To frame it differently: If most of your modulation doesn’t take place on RF, is it even radio, at all?

Bridging contacts

For me, I think the better way to approach the issue is this: Think of the opportunities and possibilities that bridging your radio contacts through the internet can do.

For Filipinos, especially, diaspora is quite significant. There are around 2.4 million Filipino workers and professionals abroad. There are around 10.2 million overseas Filipinos, including descendants of Filipinos and people with partial ancestry.

This means going radio-over-IP opens up more bridges to amateur radio enthusiasts who happen to be outside of DU land and who happen to enjoy the continued QSOs locally here.

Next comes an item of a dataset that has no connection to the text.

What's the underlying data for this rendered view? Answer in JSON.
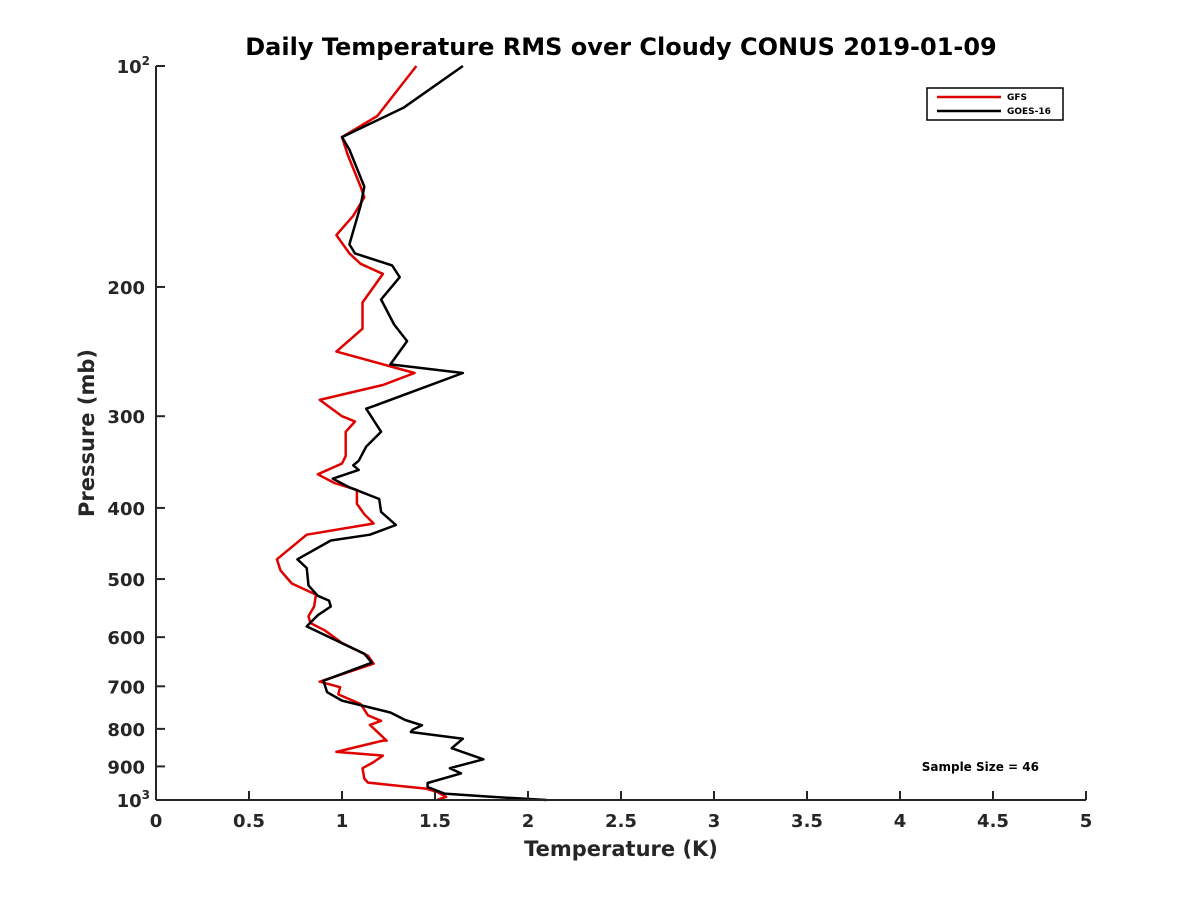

In fact, many of my recent QSOs through WIRES-X and FCS have been with Filipinos who are either working or living abroad. To them, bridges and uplinks like WIRES-X and FCS open up another opportunity to contact hams back home. Sure, you could do this through HF purely through RF, propagation permitting. But it’s not as clear and accessible as going through ROIP.

The amateur spirit

Secondly, I think being open to different modulation standards is part of the amateur spirit. It’s 2017, and we have taken the internet for granted, since it’s pretty much part of every day life already. Compare that with the earlier days of the internet, wherein it was a novelty that only a few could enjoy. In the earlier days of amateur radio, exchanging data packets without wires was a truly exciting experience. Today, we do it every day through our mobile phones and pervasive mobile data connections.

Sure, now everyone has a connected device in our pockets anyway, but that does not mean that we should no longer experiment with transmitting radio signals through the internet. In the case of WIRES-X and FCS, this means transmitting the digital stream directly from your end to the other end. Here, the internet acts as just another medium.

A final word

Amateur radio is all about community, experimentation, and personal development. Digital modes might be for you, or they might not be. What’s important is that, whatever floats your boat, not to let the naysayers discourage you from exploring your specific interest in the hobby.